Hal lain yang menarik seperti yang diungkapkan O’ong, secara paradoksal, kesatuan kaidah pencak silat justru terdiri dari inti yang sangat bervariasi dan tergantung gerakan serta teknik dasar mana yang diutamakan dalam kombinasi tersebut. Keanekaragaman ini terwujud dalam ratusan gaya atau aliran. “Kekayaan ini yang seharusnya dilestarikan dan dikembangkan,” tambah Rosalia yang asli Italia. Untuk mengenang eksistensi O’ong, 1-15 Agustus 2015 diselengarakan pameran patung pencak silat. Ternyata banyak seniman yang memiliki perhatian besar terhadap sosok O’ong.

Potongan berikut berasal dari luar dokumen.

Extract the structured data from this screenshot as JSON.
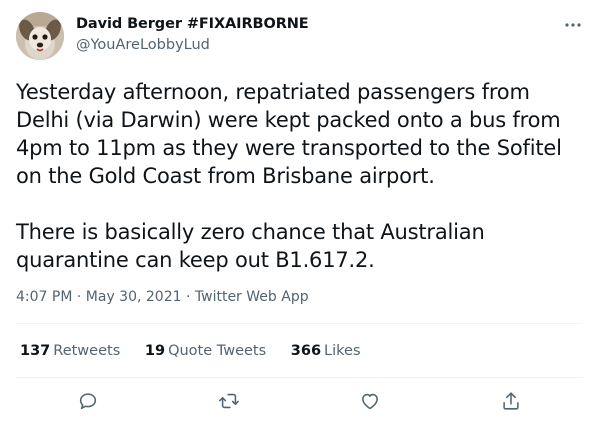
{
  "author": {
    "name": "David Berger #FIXAIRBORNE",
    "handle": "@YouAreLobbyLud",
    "avatar_icon": "dog-photo-avatar"
  },
  "more_icon": "more-horizontal-icon",
  "tweet": {
    "text": "Yesterday afternoon, repatriated passengers from Delhi (via Darwin) were kept packed onto a bus from 4pm to 11pm as they were transported to the Sofitel on the Gold Coast from Brisbane airport.\n\nThere is basically zero chance that Australian quarantine can keep out B1.617.2.",
    "time": "4:07 PM",
    "date": "May 30, 2021",
    "source": "Twitter Web App",
    "separator": "·"
  },
  "stats": {
    "retweets_count": "137",
    "retweets_label": "Retweets",
    "quotes_count": "19",
    "quotes_label": "Quote Tweets",
    "likes_count": "366",
    "likes_label": "Likes"
  },
  "actions": [
    {
      "icon": "reply-icon"
    },
    {
      "icon": "retweet-icon"
    },
    {
      "icon": "like-icon"
    },
    {
      "icon": "share-icon"
    }
  ],
  "colors": {
    "text": "#0f1419",
    "secondary": "#536471",
    "divider": "#eff3f4"
  }
}
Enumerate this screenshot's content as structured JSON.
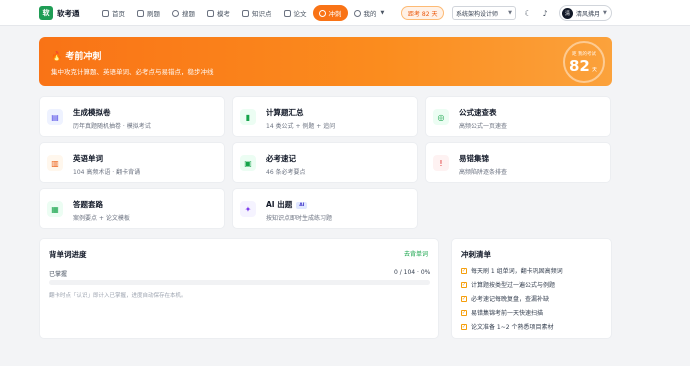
{
  "header": {
    "logo_char": "软",
    "app_name": "软考通",
    "nav": [
      {
        "label": "首页",
        "icon": "home-icon"
      },
      {
        "label": "刷题",
        "icon": "refresh-icon"
      },
      {
        "label": "搜题",
        "icon": "search-icon"
      },
      {
        "label": "模考",
        "icon": "exam-icon"
      },
      {
        "label": "知识点",
        "icon": "bookmark-icon"
      },
      {
        "label": "论文",
        "icon": "document-icon"
      },
      {
        "label": "冲刺",
        "icon": "clock-icon"
      },
      {
        "label": "我的",
        "icon": "user-icon"
      }
    ],
    "active_nav": "冲刺",
    "exam_countdown": "距考 82 天",
    "exam_select": "系统架构设计师",
    "user_name": "清风拂月",
    "user_initial": "清"
  },
  "hero": {
    "title": "考前冲刺",
    "subtitle": "集中攻克计算题、英语单词、必考点与易错点，稳步冲线",
    "ring_label": "距 我的考试",
    "days": "82",
    "unit": "天"
  },
  "cards": [
    {
      "title": "生成模拟卷",
      "sub": "历年真题随机抽卷 · 模拟考试",
      "icon": "paper-icon",
      "bg": "#eef2ff",
      "fg": "#4f46e5"
    },
    {
      "title": "计算题汇总",
      "sub": "14 类公式 + 例题 + 追问",
      "icon": "bar-chart-icon",
      "bg": "#ecfdf3",
      "fg": "#16a34a"
    },
    {
      "title": "公式速查表",
      "sub": "高频公式一页速查",
      "icon": "compass-icon",
      "bg": "#ecfdf3",
      "fg": "#16a34a"
    },
    {
      "title": "英语单词",
      "sub": "104 高频术语 · 翻卡背诵",
      "icon": "book-icon",
      "bg": "#fff7ed",
      "fg": "#ea580c"
    },
    {
      "title": "必考速记",
      "sub": "46 条必考要点",
      "icon": "notebook-icon",
      "bg": "#ecfdf3",
      "fg": "#16a34a"
    },
    {
      "title": "易错集锦",
      "sub": "高频陷阱逐条排查",
      "icon": "alert-icon",
      "bg": "#fef2f2",
      "fg": "#dc2626"
    },
    {
      "title": "答题套路",
      "sub": "案例要点 + 论文模板",
      "icon": "clipboard-icon",
      "bg": "#ecfdf3",
      "fg": "#16a34a"
    },
    {
      "title": "AI 出题",
      "sub": "按知识点即时生成练习题",
      "icon": "sparkle-icon",
      "bg": "#f5f3ff",
      "fg": "#7c3aed",
      "tag": "AI"
    }
  ],
  "progress": {
    "title": "背单词进度",
    "link": "去背单词",
    "label": "已掌握",
    "value": "0 / 104 · 0%",
    "fraction": 0,
    "note": "翻卡时点「认识」即计入已掌握，进度自动保存在本机。"
  },
  "checklist": {
    "title": "冲刺清单",
    "items": [
      "每天刷 1 组单词，翻卡巩固高频词",
      "计算题按类型过一遍公式与例题",
      "必考速记每晚复盘，查漏补缺",
      "易错集锦考前一天快速扫描",
      "论文准备 1~2 个熟悉项目素材"
    ]
  },
  "colors": {
    "accent": "#f97316",
    "success": "#22c55e"
  }
}
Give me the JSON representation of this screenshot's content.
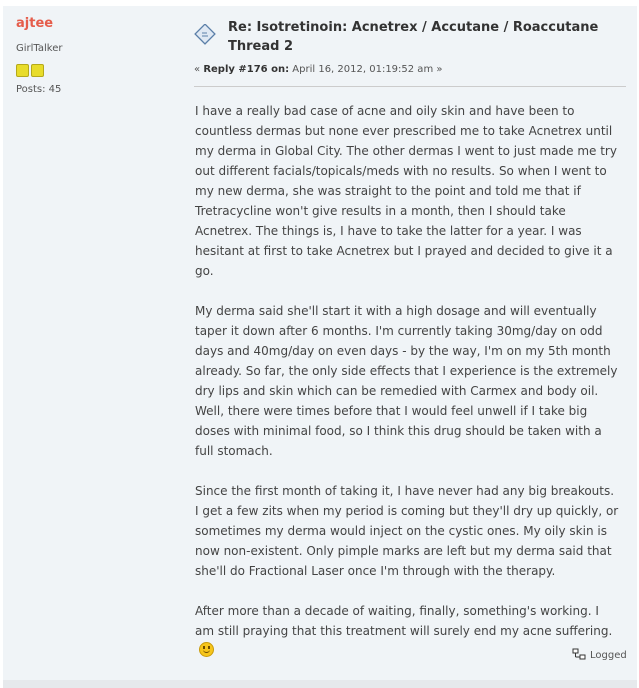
{
  "poster": {
    "name": "ajtee",
    "group": "GirlTalker",
    "star_count": 2,
    "posts": "Posts: 45"
  },
  "post": {
    "title_line1": "Re: Isotretinoin: Acnetrex / Accutane / Roaccutane",
    "title_line2": "Thread 2",
    "reply_open": "«",
    "reply_label": "Reply #176 on:",
    "reply_date": "April 16, 2012, 01:19:52 am",
    "reply_close": "»",
    "paragraphs": [
      "I have a really bad case of acne and oily skin and have been to countless dermas but none ever prescribed me to take Acnetrex until my derma in Global City. The other dermas I went to just made me try out different facials/topicals/meds with no results. So when I went to my new derma, she was straight to the point and told me that if Tretracycline won't give results in a month, then I should take Acnetrex. The things is, I have to take the latter for a year. I was hesitant at first to take Acnetrex but I prayed and decided to give it a go.",
      "My derma said she'll start it with a high dosage and will eventually taper it down after 6 months. I'm currently taking 30mg/day on odd days and 40mg/day on even days - by the way, I'm on my 5th month already. So far, the only side effects that I experience is the extremely dry lips and skin which can be remedied with Carmex and body oil. Well, there were times before that I would feel unwell if I take big doses with minimal food, so I think this drug should be taken with a full stomach.",
      "Since the first month of taking it, I have never had any big breakouts. I get a few zits when my period is coming but they'll dry up quickly, or sometimes my derma would inject on the cystic ones. My oily skin is now non-existent. Only pimple marks are left but my derma said that she'll do Fractional Laser once I'm through with the therapy.",
      "After more than a decade of waiting, finally, something's working. I am still praying that this treatment will surely end my acne suffering."
    ],
    "logged_label": "Logged"
  },
  "icons": {
    "post_icon": "message-icon",
    "smiley": "smiley-icon",
    "logged": "ip-logged-icon"
  },
  "colors": {
    "poster_name": "#e55d4b",
    "post_background": "#f0f4f7",
    "star": "#e8dc2a"
  }
}
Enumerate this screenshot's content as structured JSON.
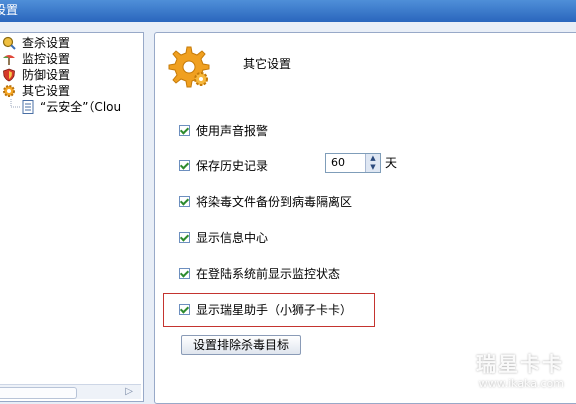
{
  "window": {
    "title": "设置"
  },
  "sidebar": {
    "items": [
      {
        "label": "查杀设置",
        "icon": "scan-icon"
      },
      {
        "label": "监控设置",
        "icon": "monitor-icon"
      },
      {
        "label": "防御设置",
        "icon": "shield-icon"
      },
      {
        "label": "其它设置",
        "icon": "gear-icon"
      },
      {
        "label": "“云安全”（Clou",
        "icon": "document-icon"
      }
    ]
  },
  "main": {
    "title": "其它设置",
    "options": [
      {
        "label": "使用声音报警",
        "checked": true
      },
      {
        "label": "保存历史记录",
        "checked": true
      },
      {
        "label": "将染毒文件备份到病毒隔离区",
        "checked": true
      },
      {
        "label": "显示信息中心",
        "checked": true
      },
      {
        "label": "在登陆系统前显示监控状态",
        "checked": true
      },
      {
        "label": "显示瑞星助手（小狮子卡卡）",
        "checked": true
      }
    ],
    "history_days": "60",
    "history_unit": "天",
    "exclude_button": "设置排除杀毒目标"
  },
  "watermark": {
    "title": "瑞星卡卡",
    "url": "www.ikaka.com"
  }
}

Hal itu terlihat dari puluhan pematung yang ambil bagian dalam pameran yang berlangsung di Galeri Cipta III-Taman Ismail Marzuki ini. Diantaranya AC. Wicaksono, Adhy Putraka Iskandar, Dolorosa Sinaga, Egi Sae, Taufan AP dan banyak lagi. “Ini diluar dugaan saya. Ternyata mereka memiliki perhatian yang cukup besar terhadap almarhum suami saya,” tandas Rosalia.